BACKGROUND: Among the papular-pruriginous dermatoses related to human immunodeficiency (HIV) infection, two entities remain poorly differentiated leading to confusion in their diagnosis: HIV-related pruritic papular eruption (HIV-PPE or prurigo) and eosinophilic folliculitis (HIV-EF).

OBJECTIVE: To establish histopathological and immunohistochemical parameters to differentiate between two conditions associated with HIV infection, the pruritic papular eruption (HIV-PPE) and eosinophilic folliculitis (HIV-EF).

METHODS: Clinically typical HIV-PPE (18 cases) and HIV-EF (10 cases) cases were compared with each other in terms of the following topics: clinical and laboratory features (gender, age, CD4+ cell and eosinophil count), histopathological features (hematoxylin-eosin and toluidine blue staining) and immunohistochemical features (anti-CD1a, anti-CD4, anti-CD7, anti-CD8, anti-CD15, anti-CD20, anti-CD30, anti-CD68/macrophage and anti-S-100 reactions).

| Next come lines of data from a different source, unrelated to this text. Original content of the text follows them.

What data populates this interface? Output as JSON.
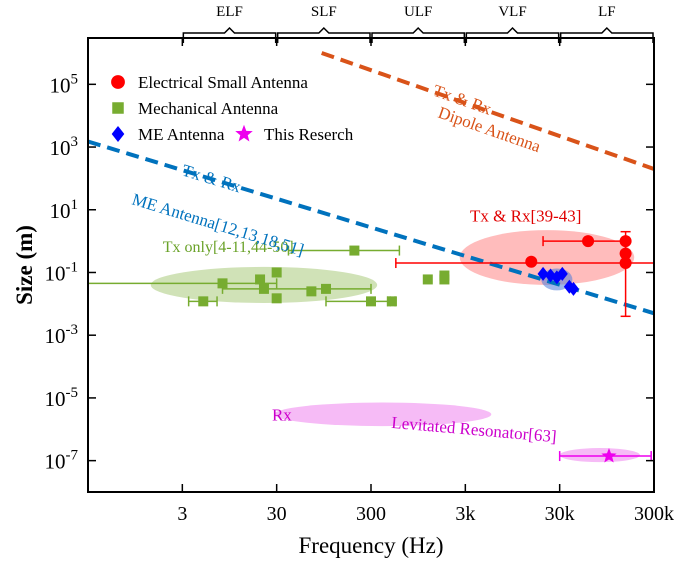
{
  "chart_data": {
    "type": "scatter",
    "xscale": "log",
    "yscale": "log",
    "xlabel": "Frequency (Hz)",
    "ylabel": "Size (m)",
    "xlim": [
      0.3,
      300000
    ],
    "ylim": [
      1e-08,
      3000000.0
    ],
    "x_ticks": [
      {
        "value": 3,
        "label": "3"
      },
      {
        "value": 30,
        "label": "30"
      },
      {
        "value": 300,
        "label": "300"
      },
      {
        "value": 3000,
        "label": "3k"
      },
      {
        "value": 30000,
        "label": "30k"
      },
      {
        "value": 300000,
        "label": "300k"
      }
    ],
    "y_ticks": [
      {
        "value": 1e-07,
        "base": "10",
        "exp": "-7"
      },
      {
        "value": 1e-05,
        "base": "10",
        "exp": "-5"
      },
      {
        "value": 0.001,
        "base": "10",
        "exp": "-3"
      },
      {
        "value": 0.1,
        "base": "10",
        "exp": "-1"
      },
      {
        "value": 10,
        "base": "10",
        "exp": "1"
      },
      {
        "value": 1000,
        "base": "10",
        "exp": "3"
      },
      {
        "value": 100000,
        "base": "10",
        "exp": "5"
      }
    ],
    "bands": [
      {
        "label": "ELF",
        "x_range": [
          3,
          30
        ]
      },
      {
        "label": "SLF",
        "x_range": [
          30,
          300
        ]
      },
      {
        "label": "ULF",
        "x_range": [
          300,
          3000
        ]
      },
      {
        "label": "VLF",
        "x_range": [
          3000,
          30000
        ]
      },
      {
        "label": "LF",
        "x_range": [
          30000,
          300000
        ]
      }
    ],
    "reference_lines": [
      {
        "name": "Dipole Antenna",
        "label_lines": [
          "Tx & Rx",
          "Dipole Antenna"
        ],
        "color": "#d95319",
        "points": [
          [
            90,
            1000000.0
          ],
          [
            300000,
            200
          ]
        ]
      },
      {
        "name": "ME Antenna",
        "label_lines": [
          "Tx & Rx",
          "ME Antenna[12,13,18,51]"
        ],
        "color": "#0072bd",
        "points": [
          [
            0.3,
            1500
          ],
          [
            300000,
            0.005
          ]
        ]
      }
    ],
    "regions": [
      {
        "name": "Tx only",
        "label": "Tx only[4-11,44-50]",
        "color": "#77ac30",
        "center": [
          22,
          0.04
        ],
        "span_decades": [
          2.4,
          1.15
        ],
        "opacity": 0.35
      },
      {
        "name": "Tx & Rx",
        "label": "Tx & Rx[39-43]",
        "color": "#ff6b6b",
        "center": [
          22000,
          0.3
        ],
        "span_decades": [
          1.85,
          1.75
        ],
        "opacity": 0.45
      },
      {
        "name": "ME cluster",
        "label": "",
        "color": "#4f7bd9",
        "center": [
          28000,
          0.06
        ],
        "span_decades": [
          0.33,
          0.7
        ],
        "opacity": 0.55
      },
      {
        "name": "Rx",
        "label": "Rx",
        "color": "#ee77ee",
        "center": [
          400,
          3e-06
        ],
        "span_decades": [
          2.3,
          0.75
        ],
        "opacity": 0.5
      },
      {
        "name": "Levitated Resonator",
        "label": "Levitated Resonator[63]",
        "color": "#ee77ee",
        "center": [
          80000,
          1.5e-07
        ],
        "span_decades": [
          0.85,
          0.45
        ],
        "opacity": 0.5
      }
    ],
    "series": [
      {
        "name": "Electrical Small Antenna",
        "marker": "circle",
        "color": "#ff0000",
        "points": [
          {
            "x": 15000,
            "y": 0.22,
            "xerr": [
              15000,
              15000
            ],
            "yerr": null
          },
          {
            "x": 60000,
            "y": 1.0,
            "xerr": [
              20000,
              150000
            ],
            "yerr": null
          },
          {
            "x": 150000,
            "y": 1.0,
            "xerr": null,
            "yerr": [
              0.5,
              2.0
            ]
          },
          {
            "x": 150000,
            "y": 0.4,
            "xerr": null,
            "yerr": [
              0.2,
              1.0
            ]
          },
          {
            "x": 150000,
            "y": 0.2,
            "xerr": [
              550,
              300000
            ],
            "yerr": [
              0.004,
              1.0
            ]
          }
        ]
      },
      {
        "name": "Mechanical Antenna",
        "marker": "square",
        "color": "#77ac30",
        "points": [
          {
            "x": 5,
            "y": 0.012,
            "xerr": [
              3.5,
              7
            ],
            "yerr": null
          },
          {
            "x": 20,
            "y": 0.06,
            "xerr": null,
            "yerr": null
          },
          {
            "x": 22,
            "y": 0.03,
            "xerr": null,
            "yerr": null
          },
          {
            "x": 30,
            "y": 0.1,
            "xerr": null,
            "yerr": null
          },
          {
            "x": 30,
            "y": 0.015,
            "xerr": null,
            "yerr": null
          },
          {
            "x": 70,
            "y": 0.025,
            "xerr": null,
            "yerr": null
          },
          {
            "x": 100,
            "y": 0.03,
            "xerr": [
              8,
              300
            ],
            "yerr": null
          },
          {
            "x": 200,
            "y": 0.5,
            "xerr": [
              40,
              600
            ],
            "yerr": null
          },
          {
            "x": 300,
            "y": 0.012,
            "xerr": [
              100,
              450
            ],
            "yerr": null
          },
          {
            "x": 500,
            "y": 0.012,
            "xerr": [
              480,
              540
            ],
            "yerr": null
          },
          {
            "x": 1200,
            "y": 0.06,
            "xerr": null,
            "yerr": null
          },
          {
            "x": 1800,
            "y": 0.06,
            "xerr": null,
            "yerr": null
          },
          {
            "x": 1800,
            "y": 0.08,
            "xerr": null,
            "yerr": null
          },
          {
            "x": 8,
            "y": 0.045,
            "xerr": [
              0.3,
              30
            ],
            "yerr": null
          }
        ]
      },
      {
        "name": "ME Antenna",
        "marker": "diamond",
        "color": "#0000ff",
        "points": [
          {
            "x": 20000,
            "y": 0.09,
            "xerr": null,
            "yerr": null
          },
          {
            "x": 24000,
            "y": 0.08,
            "xerr": null,
            "yerr": null
          },
          {
            "x": 28000,
            "y": 0.07,
            "xerr": null,
            "yerr": null
          },
          {
            "x": 32000,
            "y": 0.09,
            "xerr": null,
            "yerr": null
          },
          {
            "x": 38000,
            "y": 0.035,
            "xerr": null,
            "yerr": null
          },
          {
            "x": 42000,
            "y": 0.03,
            "xerr": null,
            "yerr": null
          }
        ]
      },
      {
        "name": "This Reserch",
        "marker": "star",
        "color": "#ee00ee",
        "points": [
          {
            "x": 100000,
            "y": 1.4e-07,
            "xerr": [
              30000,
              280000
            ],
            "yerr": null
          }
        ]
      }
    ],
    "legend": {
      "placement": "top-left",
      "entries": [
        {
          "label": "Electrical Small Antenna",
          "series": 0
        },
        {
          "label": "Mechanical Antenna",
          "series": 1
        },
        {
          "label": "ME Antenna",
          "series": 2
        },
        {
          "label": "This Reserch",
          "series": 3
        }
      ]
    }
  }
}
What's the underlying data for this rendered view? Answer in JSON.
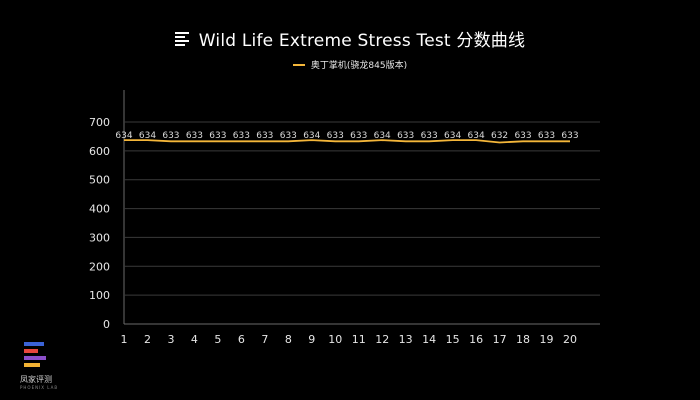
{
  "header": {
    "title": "Wild Life Extreme Stress Test 分数曲线",
    "title_icon": "list-lines-icon"
  },
  "brand": {
    "logo_name": "凤家评测",
    "logo_sub": "PHOENIX LAB",
    "colors": [
      "#3b63d6",
      "#e8463c",
      "#8b4fc9",
      "#f2b233"
    ]
  },
  "colors": {
    "background": "#000000",
    "series": "#f4b63a",
    "grid": "#3a3a3a",
    "text": "#e6e6e6"
  },
  "chart_data": {
    "type": "line",
    "title": "Wild Life Extreme Stress Test 分数曲线",
    "xlabel": "",
    "ylabel": "",
    "x": [
      1,
      2,
      3,
      4,
      5,
      6,
      7,
      8,
      9,
      10,
      11,
      12,
      13,
      14,
      15,
      16,
      17,
      18,
      19,
      20
    ],
    "ylim": [
      0,
      700
    ],
    "yticks": [
      0,
      100,
      200,
      300,
      400,
      500,
      600,
      700
    ],
    "grid": true,
    "legend_position": "top-center",
    "series": [
      {
        "name": "奥丁掌机(骁龙845版本)",
        "values": [
          634,
          634,
          633,
          633,
          633,
          633,
          633,
          633,
          634,
          633,
          633,
          634,
          633,
          633,
          634,
          634,
          632,
          633,
          633,
          633
        ],
        "data_labels": true
      }
    ]
  }
}
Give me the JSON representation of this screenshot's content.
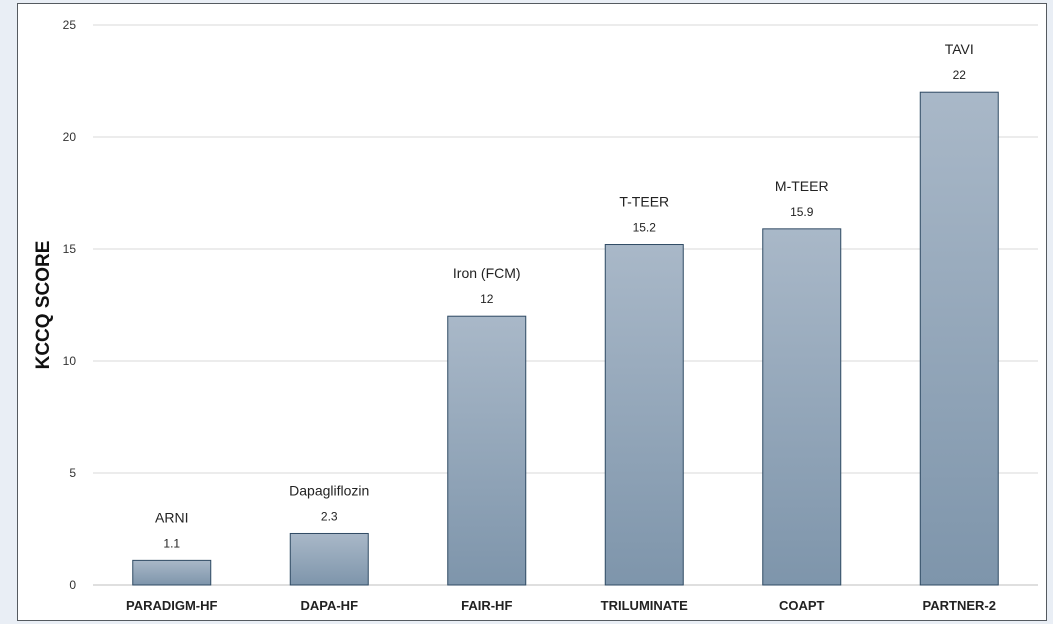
{
  "chart_data": {
    "type": "bar",
    "title": "",
    "xlabel": "",
    "ylabel": "KCCQ SCORE",
    "ylim": [
      0,
      25
    ],
    "yticks": [
      0,
      5,
      10,
      15,
      20,
      25
    ],
    "grid": true,
    "categories": [
      "PARADIGM-HF",
      "DAPA-HF",
      "FAIR-HF",
      "TRILUMINATE",
      "COAPT",
      "PARTNER-2"
    ],
    "values": [
      1.1,
      2.3,
      12,
      15.2,
      15.9,
      22
    ],
    "data_labels": [
      "1.1",
      "2.3",
      "12",
      "15.2",
      "15.9",
      "22"
    ],
    "annotations": [
      "ARNI",
      "Dapagliflozin",
      "Iron (FCM)",
      "T-TEER",
      "M-TEER",
      "TAVI"
    ],
    "colors": {
      "bar_top": "#a9b8c8",
      "bar_bottom": "#7e95ab",
      "bar_stroke": "#2f4a63",
      "grid": "#d9d9d9",
      "axis": "#bfbfbf"
    }
  }
}
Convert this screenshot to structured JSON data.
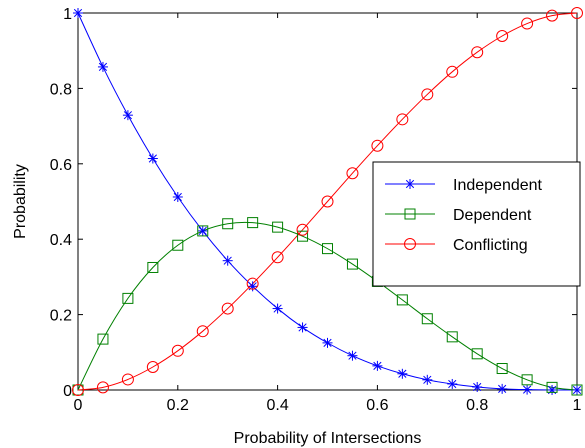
{
  "chart_data": {
    "type": "line",
    "xlabel": "Probability of Intersections",
    "ylabel": "Probability",
    "xlim": [
      0,
      1
    ],
    "ylim": [
      0,
      1
    ],
    "xticks": [
      0,
      0.2,
      0.4,
      0.6,
      0.8,
      1
    ],
    "yticks": [
      0,
      0.2,
      0.4,
      0.6,
      0.8,
      1
    ],
    "xtick_labels": [
      "0",
      "0.2",
      "0.4",
      "0.6",
      "0.8",
      "1"
    ],
    "ytick_labels": [
      "0",
      "0.2",
      "0.4",
      "0.6",
      "0.8",
      "1"
    ],
    "grid": false,
    "legend_position": "right",
    "x": [
      0,
      0.05,
      0.1,
      0.15,
      0.2,
      0.25,
      0.3,
      0.35,
      0.4,
      0.45,
      0.5,
      0.55,
      0.6,
      0.65,
      0.7,
      0.75,
      0.8,
      0.85,
      0.9,
      0.95,
      1.0
    ],
    "series": [
      {
        "name": "Independent",
        "color": "#0000ff",
        "marker": "asterisk",
        "values": [
          1.0,
          0.857,
          0.729,
          0.614,
          0.512,
          0.422,
          0.343,
          0.275,
          0.216,
          0.166,
          0.125,
          0.091,
          0.064,
          0.043,
          0.027,
          0.016,
          0.008,
          0.003,
          0.001,
          0.0001,
          0.0
        ]
      },
      {
        "name": "Dependent",
        "color": "#008000",
        "marker": "square",
        "values": [
          0.0,
          0.135,
          0.243,
          0.325,
          0.384,
          0.422,
          0.441,
          0.444,
          0.432,
          0.408,
          0.375,
          0.334,
          0.288,
          0.239,
          0.189,
          0.141,
          0.096,
          0.057,
          0.027,
          0.007,
          0.0
        ]
      },
      {
        "name": "Conflicting",
        "color": "#ff0000",
        "marker": "circle",
        "values": [
          0.0,
          0.007,
          0.028,
          0.061,
          0.104,
          0.156,
          0.216,
          0.282,
          0.352,
          0.425,
          0.5,
          0.575,
          0.648,
          0.718,
          0.784,
          0.844,
          0.896,
          0.939,
          0.972,
          0.993,
          1.0
        ]
      }
    ]
  }
}
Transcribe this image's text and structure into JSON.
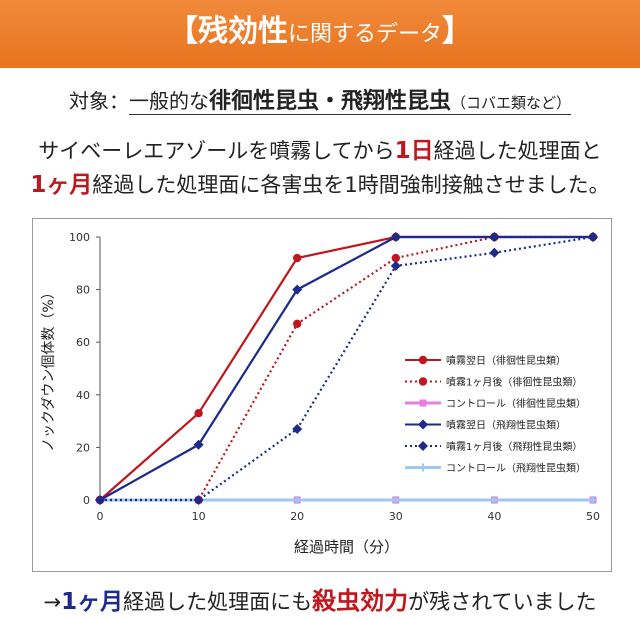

RESULTS: Among the HIV-EF patients, we found an intense perivascular and diffuse inflammatory infiltration compared with those patients with HIV-PPE. The tissue mast cell count by toluidine staining was higher in the HIV-EF patients, who also presented higher expression levels of CD15 (for eosinophils), CD4 (T helper), and CD7 (pan-T lymphocytes) than the HIV-PPE patients.

LIMITATIONS: Only quantitative differences and not qualitative differences were found.

CONCLUSIONS: These data indicate that HIV-related PPE and EF could possibly be differentiated by histopathological and immunohistochemical findings in addition to clinical characteristics. In fact, these two inflammatory manifestations could be within the spectrum of the same disease because only quantitative, and not qualitative, differences were found.